New Dawn Fades
Joanna Hogg made one of the best films of 2010, a calm but ill wind called Archipelago, but hardly anyone outside the UK ever heard about it, let alone saw it. This despite a star turn from Tom Hiddleston who'd recently proclaimed himself king of Asgard and was about to force The Avengers to assemble so he could shamelessly steal their movie. In Archipelago Hogg's keen, cool gaze focused on a family coming apart the seems in the most reserved way imaginable, her compositions turning the upper class in dioramas ready for display in a modern anthropology museum. That brute honesty and careful, precise blocking returns, along with Hiddleston in a small but choice role, in Exhibition, Hogg's newest feature, and it's been augmented with abstraction and theatricality. The two artists at the film's center are always on display, for each other and the world outside, and slowly, thrillingly, the walls between performance and reality begin crumbling.
Viviane Albertine, former guitarist for artrockers The Slits, and the conceptual painter/sculptor Liam Gillick, who could have a long career reading audiobooks in his damp Aylesbury tenor if the whole art thing ever dries up, play a married couple who've become strangers to each other. They seem to occupy different levels of their James Melvin-designed modernist cube of a house, communicating largely through an intercom system, their conversations filled with as much blank space as their walls. The one thing they share is that they constantly try to outrun each other to avoid the other's scrutiny. Albertine's D doesn't want to share her work with Gillick's H, for fear that he'll disapprove or exact some psychological toll on it. H similarly doesn't share anything about himself that D can't already see on his face. He never talks about his emotions, but his dissatisfaction and detachment are never less than evident. The two recently decided to sell the house (Hiddleston is their broker, and as usual he’s far more captivating playing normal than he is as a god in the Marvel movies) and though it's never discussed it's obvious that D is not ready to give it up. While they prepare to sell, they go about their work, fail conspicuously at intimacy and try to avoid each other on the big spiral staircase that runs through their house.

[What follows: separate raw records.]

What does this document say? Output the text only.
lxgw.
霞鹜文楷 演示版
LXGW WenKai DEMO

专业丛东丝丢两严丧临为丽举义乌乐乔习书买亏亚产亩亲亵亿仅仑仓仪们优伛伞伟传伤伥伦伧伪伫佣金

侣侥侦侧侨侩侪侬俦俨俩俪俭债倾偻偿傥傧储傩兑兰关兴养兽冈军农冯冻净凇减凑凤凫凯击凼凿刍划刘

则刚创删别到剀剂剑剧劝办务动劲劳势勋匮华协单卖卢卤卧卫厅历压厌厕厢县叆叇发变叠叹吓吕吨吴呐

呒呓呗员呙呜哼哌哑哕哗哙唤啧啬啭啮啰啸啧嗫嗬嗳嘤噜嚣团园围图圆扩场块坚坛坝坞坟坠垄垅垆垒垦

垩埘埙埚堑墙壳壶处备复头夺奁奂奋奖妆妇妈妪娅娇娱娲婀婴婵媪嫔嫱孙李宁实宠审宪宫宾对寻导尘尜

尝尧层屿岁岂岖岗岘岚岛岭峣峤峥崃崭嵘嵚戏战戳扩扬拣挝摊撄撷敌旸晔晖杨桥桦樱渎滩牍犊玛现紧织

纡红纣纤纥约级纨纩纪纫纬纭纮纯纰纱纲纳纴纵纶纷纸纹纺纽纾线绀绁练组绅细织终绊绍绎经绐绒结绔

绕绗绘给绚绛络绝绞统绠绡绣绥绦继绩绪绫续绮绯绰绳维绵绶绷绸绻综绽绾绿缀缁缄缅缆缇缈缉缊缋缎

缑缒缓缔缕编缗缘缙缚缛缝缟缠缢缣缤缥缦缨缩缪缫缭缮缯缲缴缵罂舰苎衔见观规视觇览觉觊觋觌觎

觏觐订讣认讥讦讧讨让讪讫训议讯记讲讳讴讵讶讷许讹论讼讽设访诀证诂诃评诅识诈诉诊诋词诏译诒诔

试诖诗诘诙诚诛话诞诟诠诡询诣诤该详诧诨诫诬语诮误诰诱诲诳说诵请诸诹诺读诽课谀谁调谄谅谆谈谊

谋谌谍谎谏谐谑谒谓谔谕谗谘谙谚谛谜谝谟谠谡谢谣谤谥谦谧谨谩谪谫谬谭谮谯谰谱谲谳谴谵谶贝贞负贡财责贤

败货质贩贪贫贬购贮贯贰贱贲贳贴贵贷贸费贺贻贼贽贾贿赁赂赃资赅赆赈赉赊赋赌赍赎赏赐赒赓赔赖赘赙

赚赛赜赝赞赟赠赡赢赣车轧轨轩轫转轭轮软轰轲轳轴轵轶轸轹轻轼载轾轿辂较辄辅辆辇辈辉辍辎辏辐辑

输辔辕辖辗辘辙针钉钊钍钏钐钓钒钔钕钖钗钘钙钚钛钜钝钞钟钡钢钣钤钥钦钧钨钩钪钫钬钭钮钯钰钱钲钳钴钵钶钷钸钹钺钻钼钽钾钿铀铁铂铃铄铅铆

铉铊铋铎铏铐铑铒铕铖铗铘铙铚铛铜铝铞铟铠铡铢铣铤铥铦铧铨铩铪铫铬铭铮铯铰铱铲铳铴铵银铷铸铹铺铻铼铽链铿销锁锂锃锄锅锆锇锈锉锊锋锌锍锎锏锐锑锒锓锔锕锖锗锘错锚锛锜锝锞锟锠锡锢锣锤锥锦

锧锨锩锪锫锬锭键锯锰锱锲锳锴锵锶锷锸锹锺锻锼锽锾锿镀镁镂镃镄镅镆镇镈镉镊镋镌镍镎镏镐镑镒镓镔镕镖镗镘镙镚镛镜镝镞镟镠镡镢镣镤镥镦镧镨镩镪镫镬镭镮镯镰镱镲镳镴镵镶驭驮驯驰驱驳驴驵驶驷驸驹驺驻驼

Compared to Unrelated, Hogg’s debut, and Archipelago, the Antonioni-influenced Exhibition is a much more concentrated dose of its director’s proclivities. Hogg, like Ben Wheatley and Clio Barnard, emerged a few years ago with a clear vision of modern life in the UK and has jut gotten better at articulating herself. The tension that once haunted her characters here moves from palpable to excruciating. Surfaces once impeccable are now immaculate, and the emotions they conceal are three times as large in order to mimic the energy expelled keeping them at bay. By choosing to make her lead character a female artist, Hogg has allowed herself a degree of psychological acuity that leads deeper into a character’s mind than she’s ever gone before. D is the first totally subjective character in Hogg’s canon and we see things that plainly are the work of, if not her imagination, then her subconscious. There’s a degree of guess work involved in collating D’s flights of fancy into her life, not to mention Hogg’s typically unblinking realism, and it makes the film all the richer an experience. They could be memories, or actualizations of D’s thoughts on her less than ideal marriage, or they could be brainstorming sessions for her newest installation, but they’re definitely one more piece of the performance piece that she’s constantly engaged in. The question is whether she’s on a stage or in a cage and will the silence in the house ever break?
Exhibition rarely leaves D and H’s residence, but it does frequently take to the streets and look in on her. The big windows become a way for her to externalize her dissatisfaction, the loud, indifferent streets below her unwilling audience. In one awe-inspiring scene she undresses in front of them, the blinds her only protection, until she uses them as part of her dance. It’s nerve-wracking at first but It becomes comic and tragic when it’s clear that no one is going to look up and see her giving away her image for free. Dramatic irony is a new addition to Hogg’s kitbag and she uses it like an old master. H doesn’t want to perform for D, whom she considers her harshest critic (Gillick’s stilted, half-hearted praise of her ideas stings worse than if he’d dismissed her work outright), yet she’s always on display for an equally difficult crowd. The house she can’t bring herself to surrender forces her to put her most vulnerable self in front of people. It even accidentally gives her husband a front row seat to her creative process, which, like her sexuality, is nothing she never would have given willingly. H routinely secrets himself away from his wife and when he steps out, she wants to investigate his office but seems aware that she’s being watched. The scene shouldn’t be half as tense as it is, their marriage and relatively even tempers would preclude anything rash happening, but this deep into D’s worldview, it’s almost terrifying. H’s passive criticism and active withdrawal create a barrier between the two lovers, but it’s only as thick as a window and a set of blinds. In Exhibition, life is an endless rehearsal for a piece that will never be perfected.